O gün koridorlardaki en mutlu insan ben olacaktım. Yola çıkan en mesut yolcu, kırlarda dolaşan en şen kuş ben olacaktım. Sesi en güzel çıkan bülbül ben olacaktım. İşim olmadığı halde fakülteyi gururla dolaşmaya gidecektim ama bunu kimse bilmeyecekti. Bir başlangıcın nihayetini görmek ve emeğe değer olanın peşinden gitmek, kimseye yüksünmeden, bütün parazitleri reddederek ve bunun için onlarca savunmalar vererek, savunmalardan geçerek, bazen adil olanlara teşekkür ederek, bazen gücün tarafını tutanlara lanet ederek. Ama bildiğim tek şey ürünü kendi ellerimle üretmenin, bilgiyi kendi zihnimle ortaya koymanın, en ince detayından en kapsamlı yanına kadar her aşamasında kendi zihni sermayemi ortaya koymamın beni ben yapacağıydı. Hep bu inancı takip ettim ve edecektim. Gece ve gündüzlerimde o çalışmanın verdiği mesudane hallerimle semah dönerek, dans ederek tükettiğim zamanlar şimdiye kadar ki en verimli zamanlarım olacaktı. Ve şimdi o günleri özler olacaktım. Belki de daha güzellerine erişecektim...
Yolun sonunda bir kimlik var ettim ve şimdi o varettiğim şahsiyete güveniyorum. Bana güvenenler kadar güveniyorum o şahsiyete.
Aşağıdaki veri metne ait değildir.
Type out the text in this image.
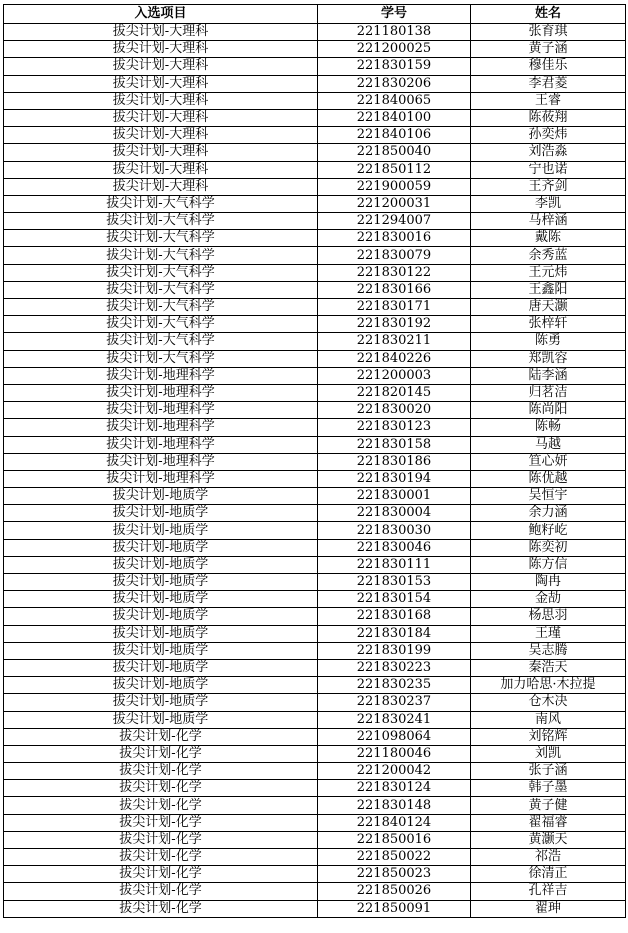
入选项目	学号	姓名
拔尖计划-大理科	221180138	张育琪
拔尖计划-大理科	221200025	黄子涵
拔尖计划-大理科	221830159	穆佳乐
拔尖计划-大理科	221830206	李君菱
拔尖计划-大理科	221840065	王睿
拔尖计划-大理科	221840100	陈莜翔
拔尖计划-大理科	221840106	孙奕炜
拔尖计划-大理科	221850040	刘浩淼
拔尖计划-大理科	221850112	宁也诺
拔尖计划-大理科	221900059	王齐剑
拔尖计划-大气科学	221200031	李凯
拔尖计划-大气科学	221294007	马梓涵
拔尖计划-大气科学	221830016	戴陈
拔尖计划-大气科学	221830079	余秀蓝
拔尖计划-大气科学	221830122	王元炜
拔尖计划-大气科学	221830166	王鑫阳
拔尖计划-大气科学	221830171	唐天灏
拔尖计划-大气科学	221830192	张梓轩
拔尖计划-大气科学	221830211	陈勇
拔尖计划-大气科学	221840226	郑凯容
拔尖计划-地理科学	221200003	陆李涵
拔尖计划-地理科学	221820145	归茗洁
拔尖计划-地理科学	221830020	陈尚阳
拔尖计划-地理科学	221830123	陈畅
拔尖计划-地理科学	221830158	马越
拔尖计划-地理科学	221830186	笪心妍
拔尖计划-地理科学	221830194	陈优越
拔尖计划-地质学	221830001	吴恒宇
拔尖计划-地质学	221830004	余力涵
拔尖计划-地质学	221830030	鲍籽屹
拔尖计划-地质学	221830046	陈奕初
拔尖计划-地质学	221830111	陈方信
拔尖计划-地质学	221830153	陶冉
拔尖计划-地质学	221830154	金劼
拔尖计划-地质学	221830168	杨思羽
拔尖计划-地质学	221830184	王瑾
拔尖计划-地质学	221830199	吴志腾
拔尖计划-地质学	221830223	秦浩天
拔尖计划-地质学	221830235	加力哈思·木拉提
拔尖计划-地质学	221830237	仓木决
拔尖计划-地质学	221830241	南风
拔尖计划-化学	221098064	刘铭辉
拔尖计划-化学	221180046	刘凯
拔尖计划-化学	221200042	张子涵
拔尖计划-化学	221830124	韩子墨
拔尖计划-化学	221830148	黄子健
拔尖计划-化学	221840124	翟福睿
拔尖计划-化学	221850016	黄灏天
拔尖计划-化学	221850022	祁浩
拔尖计划-化学	221850023	徐清正
拔尖计划-化学	221850026	孔祥吉
拔尖计划-化学	221850091	翟珅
Bu günlere eriştirene şükür ediyorum.
Gecenin ikisi üçünde, sabahın beşinde bana güzel bildirimleri sunan şeffaf dergi editörlerinden hakemlerine kadar teşekkür ediyorum. İyi ki bilim tarafı evrensel; ulusal olandan, adam kayırandan, torpil kullanandan illallah ettik çünkü yıllarca...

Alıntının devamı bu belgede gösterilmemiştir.